Emmanuel Mashandari : « Les élèves sont les premières victimes de cette situation »
Selon Emmanuel Mashandari, président de la Confédération des syndicats des enseignants du Burundi, le pays connaît un exode massif d’enseignants à cause de la pauvreté et des faibles salaires. Ce qui pousse beaucoup d’entre eux à chercher de meilleures opportunités à l’étranger, notamment à Dubaï et en Europe.
Il affirme que le manque d’enseignants, déjà existant et aggravé par l’augmentation des écoles, s’accentue avec ces départs. Il menace l’achèvement des programmes scolaires en raison de l’arrivée tardive des remplaçants.
M. Mashandari ajoute qu’il existe des écoles qui sont situées à l’intérieur du pays dans des endroits où on n’a pas réellement d’institutions d’accueil. Les enseignants ne veulent par conséquent y aller.
À cela s’ajoute la décision de l’État de réduire l’âge de départ à la retraite des enseignants fonctionnaires de 65 à 60 ans provoquant de nombreux départs sans que des remplaçants suffisants soient disponibles. Selon lui, les élèves sont les premières victimes de cette situation car, certaines matières risquent de ne pas être entièrement enseignées alors qu’elles figurent dans les évaluations officielles.
Il estime qu’il est nécessaire de renforcer la valeur de la monnaie burundaise afin d’améliorer le pouvoir d’achat ainsi que de revoir les salaires des fonctionnaires pour les rendre plus attractifs. Il suggère également de permettre aux enseignants dont l’âge de la retraite est atteint en cours d’année scolaire de poursuivre jusqu’à la fin de l’année afin d’assurer la continuité des cours, sans coût supplémentaire pour l’État. Il considère également que le recours aux vacataires ne constitue qu’une solution provisoire et peu efficace, en raison de leur instabilité et parfois de leur manque de qualification. Il plaide plutôt pour des mesures durables qui garantissent la stabilité et la qualité de l’enseignement.

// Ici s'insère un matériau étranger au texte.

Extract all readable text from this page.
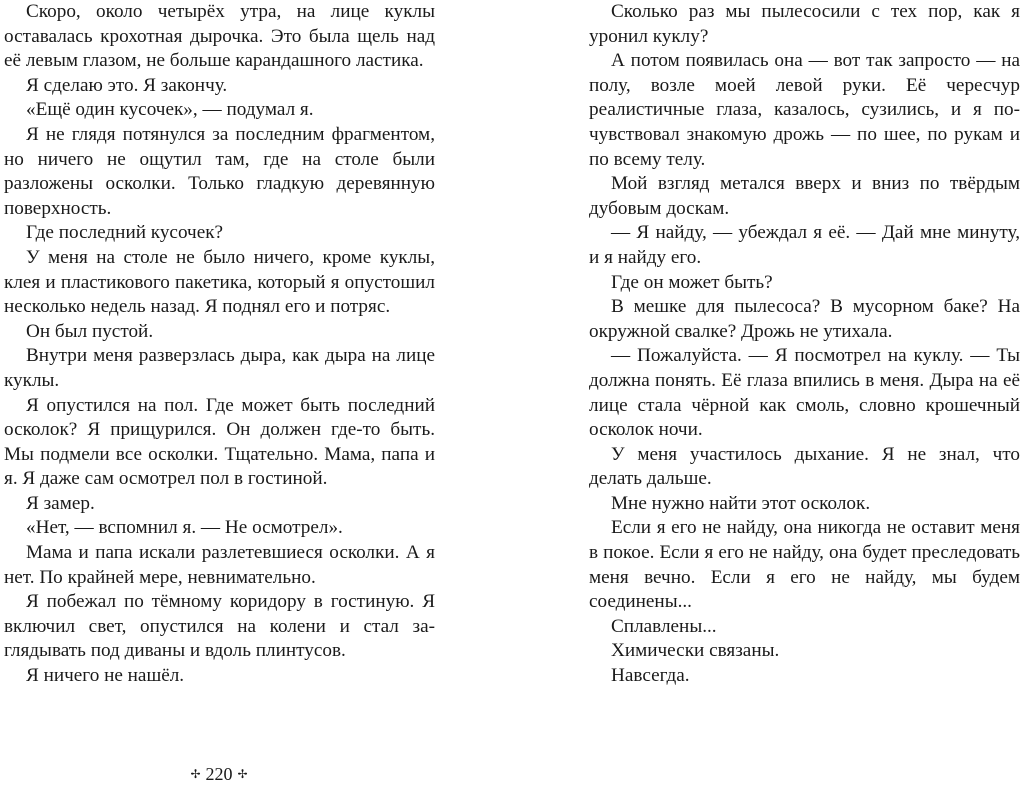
Скоро, около четырёх утра, на лице куклы оставалась крохотная дырочка. Это была щель над её левым глазом, не больше карандашного ластика.

Я сделаю это. Я закончу.

«Ещё один кусочек», — подумал я.

Я не глядя потянулся за последним фрагментом, но ничего не ощутил там, где на столе были разложены осколки. Только гладкую деревянную поверхность.

Где последний кусочек?

У меня на столе не было ничего, кроме куклы, клея и пластикового пакетика, который я опустошил несколько недель назад. Я поднял его и потряс.

Он был пустой.

Внутри меня разверзлась дыра, как дыра на лице куклы.

Я опустился на пол. Где может быть последний осколок? Я прищурился. Он должен где-то быть. Мы подмели все осколки. Тщательно. Мама, папа и я. Я даже сам осмотрел пол в гостиной.

Я замер.

«Нет, — вспомнил я. — Не осмотрел».

Мама и папа искали разлетевшиеся осколки. А я нет. По крайней мере, невнимательно.

Я побежал по тёмному коридору в гостиную. Я включил свет, опустился на колени и стал заглядывать под диваны и вдоль плинтусов.

Я ничего не нашёл.

✢ 220 ✢

Сколько раз мы пылесосили с тех пор, как я уронил куклу?

А потом появилась она — вот так запросто — на полу, возле моей левой руки. Её чересчур реалистичные глаза, казалось, сузились, и я почувствовал знакомую дрожь — по шее, по рукам и по всему телу.

Мой взгляд метался вверх и вниз по твёрдым дубовым доскам.

— Я найду, — убеждал я её. — Дай мне минуту, и я найду его.

Где он может быть?

В мешке для пылесоса? В мусорном баке? На окружной свалке? Дрожь не утихала.

— Пожалуйста. — Я посмотрел на куклу. — Ты должна понять. Её глаза впились в меня. Дыра на её лице стала чёрной как смоль, словно крошечный осколок ночи.

У меня участилось дыхание. Я не знал, что делать дальше.

Мне нужно найти этот осколок.

Если я его не найду, она никогда не оставит меня в покое. Если я его не найду, она будет преследовать меня вечно. Если я его не найду, мы будем соединены...

Сплавлены...

Химически связаны.

Навсегда.
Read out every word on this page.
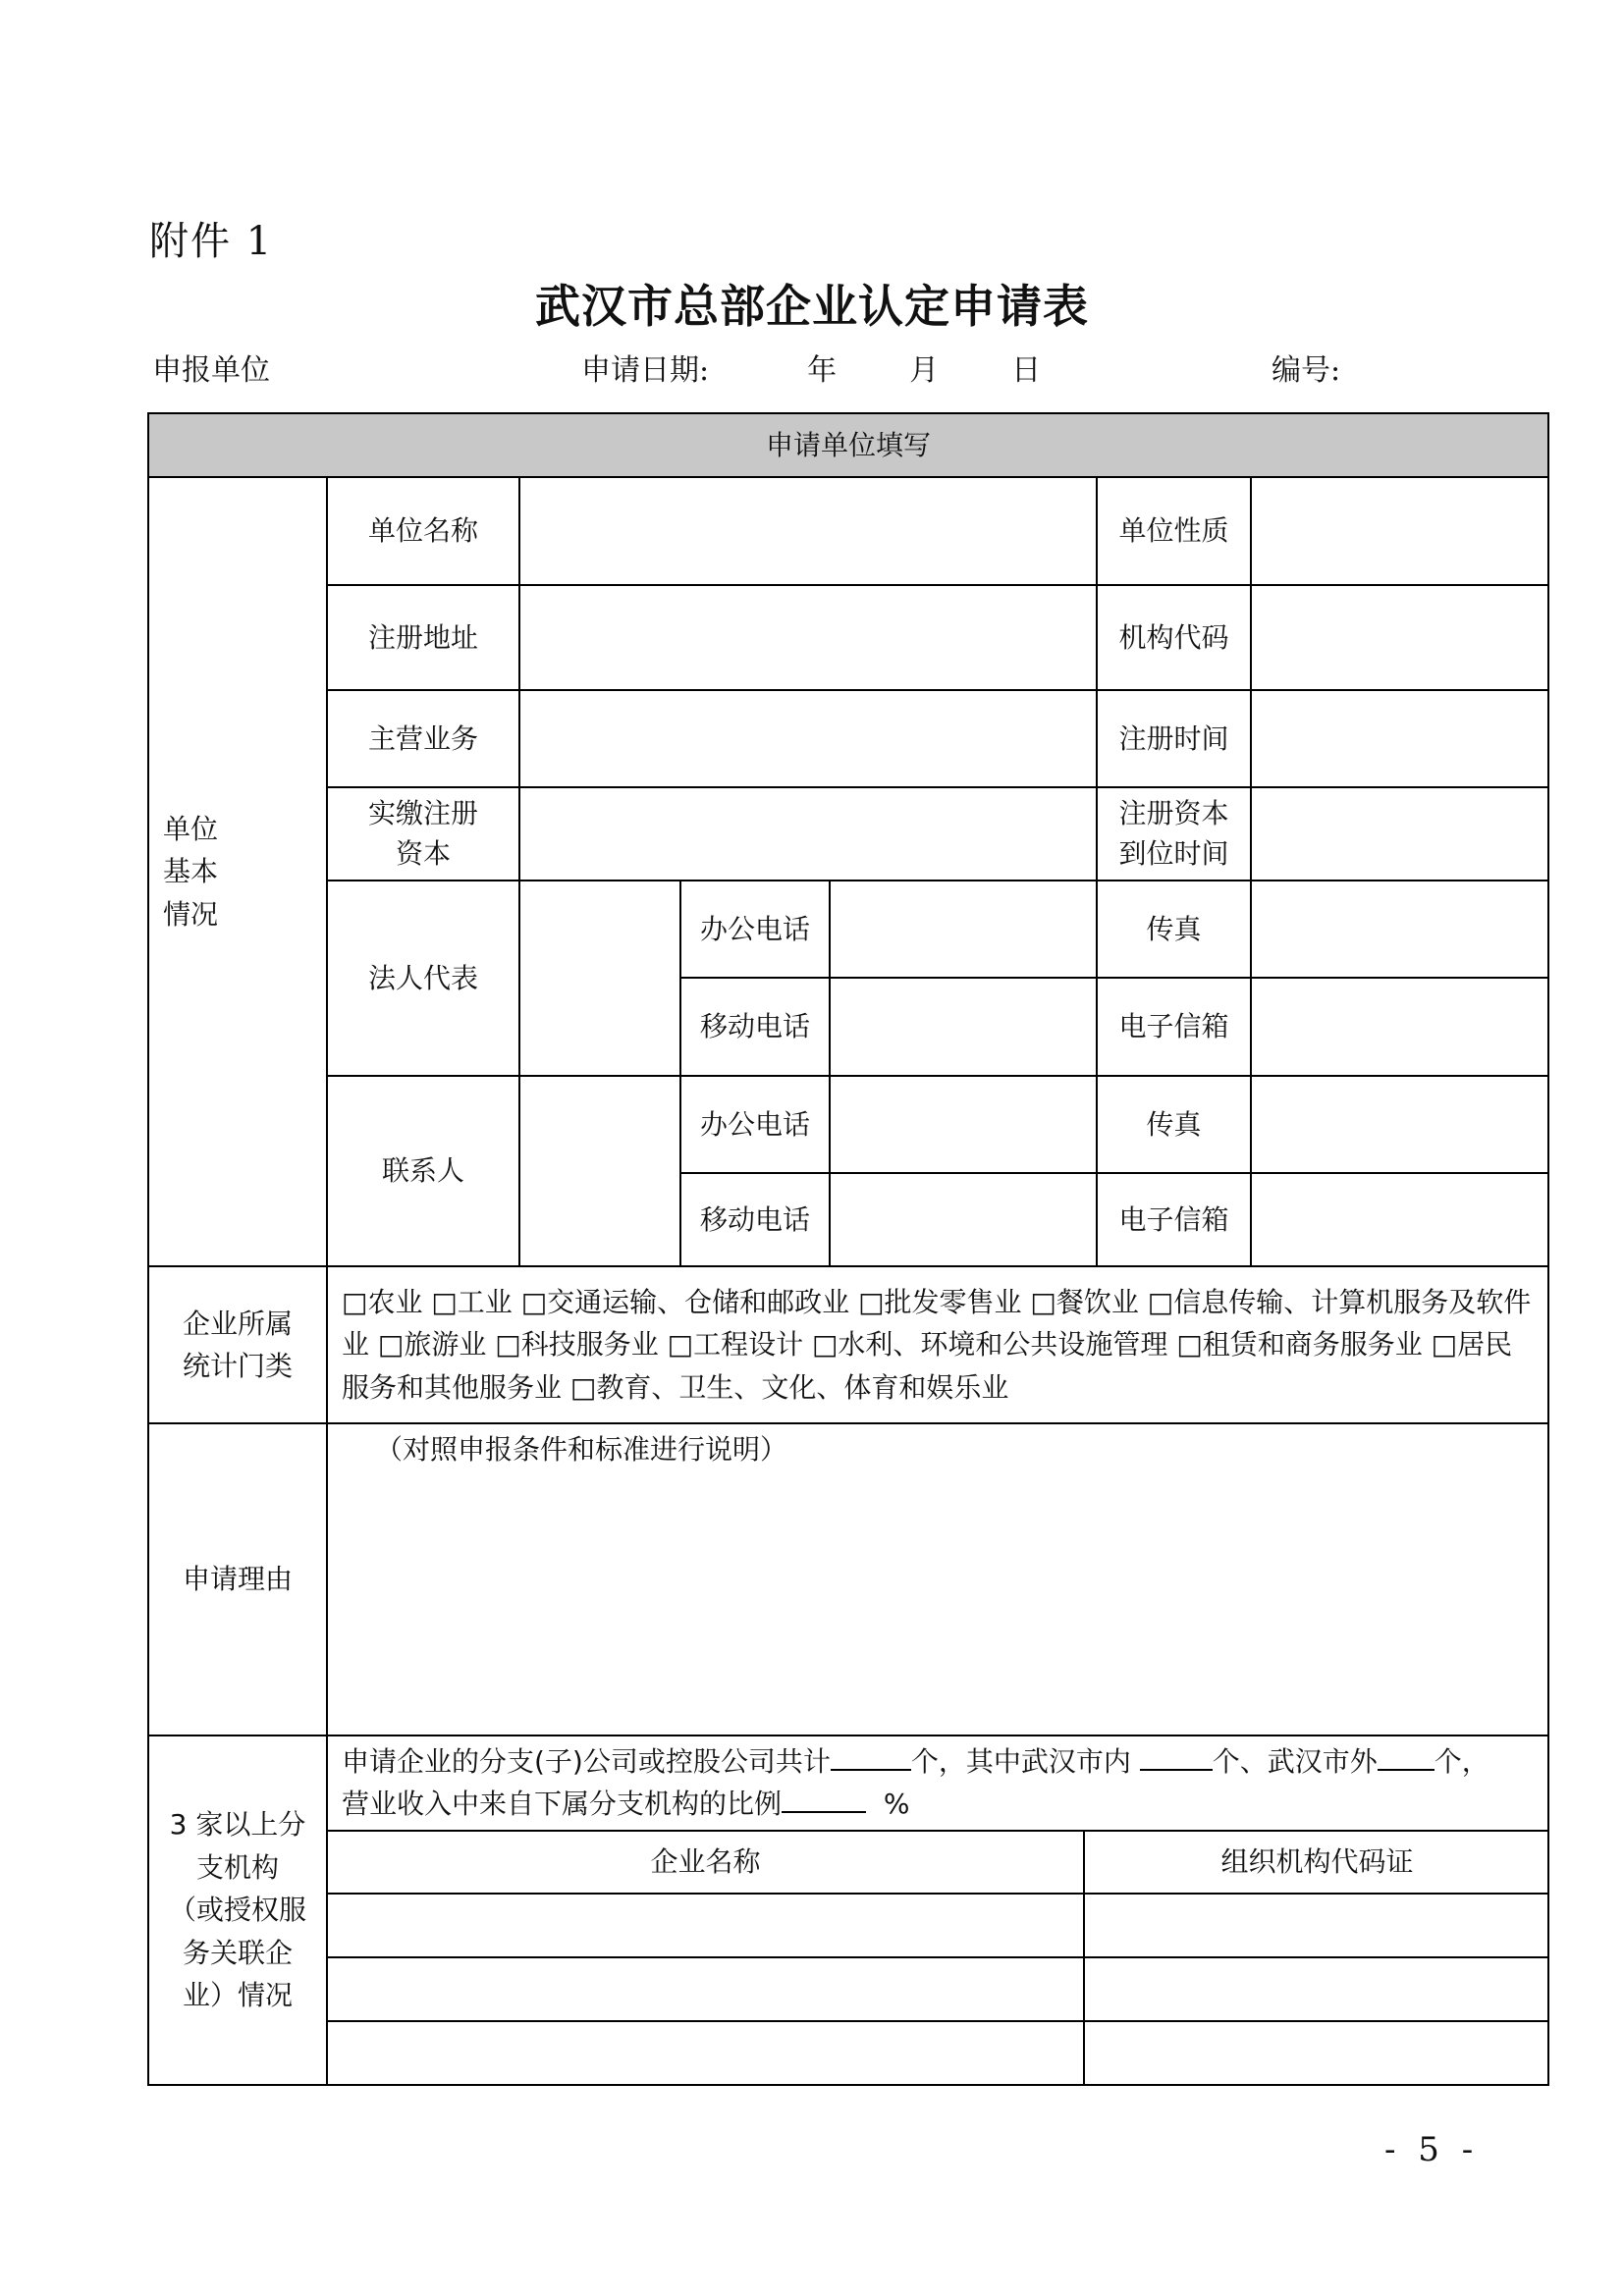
附件 1
武汉市总部企业认定申请表
申报单位	申请日期:	年 月 日	编号:
申请单位填写
单位
基本
情况	单位名称		单位性质	
注册地址		机构代码	
主营业务		注册时间	
实缴注册
资本		注册资本
到位时间	
法人代表		办公电话		传真	
移动电话		电子信箱	
联系人		办公电话		传真	
移动电话		电子信箱	
企业所属
统计门类	□农业 □工业 □交通运输、仓储和邮政业 □批发零售业 □餐饮业 □信息传输、计算机服务及软件业 □旅游业 □科技服务业 □工程设计 □水利、环境和公共设施管理 □租赁和商务服务业 □居民服务和其他服务业 □教育、卫生、文化、体育和娱乐业
申请理由	（对照申报条件和标准进行说明）
3 家以上分
支机构
（或授权服
务关联企
业）情况	
申请企业的分支(子)公司或控股公司共计	个，其中武汉市内	个、武汉市外 个，
营业收入中来自下属分支机构的比例	%
企业名称	组织机构代码证

- 5 -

Désiré Nkurunziza : « La dégradation des conditions de travail des enseignants est l’une des principales causes de leur départ massif. »
Désiré Nkurunziza, secrétaire exécutif de la coalition Bafashebige, alerte sur la dégradation des conditions de travail des enseignants qu’il considère comme l’une des principales causes de leur départ massif vers les pays voisins ou vers d’autres destinations plus lointaines.
Il souligne que les enseignants évoluent dans des classes surchargées et souffrent d’un manque criant de matériel pédagogique. « Il est difficile d’enseigner efficacement dans une classe de plus de 80 élèves avec seulement une dizaine de manuels scolaires. »
Selon lui, une telle pénurie d’enseignants risque d’affaiblir la confiance des parents et des élèves envers le système éducatif favorisant ainsi les abandons scolaires.
Il exhorte les autorités à améliorer les conditions de travail des enseignants par la construction de nouvelles écoles, la réduction des effectifs par classe, l’accès à du matériel adéquat et surtout par une revalorisation salariale estimant que remplacer les enseignants sans traiter les causes profondes ne ferait que perpétuer le problème.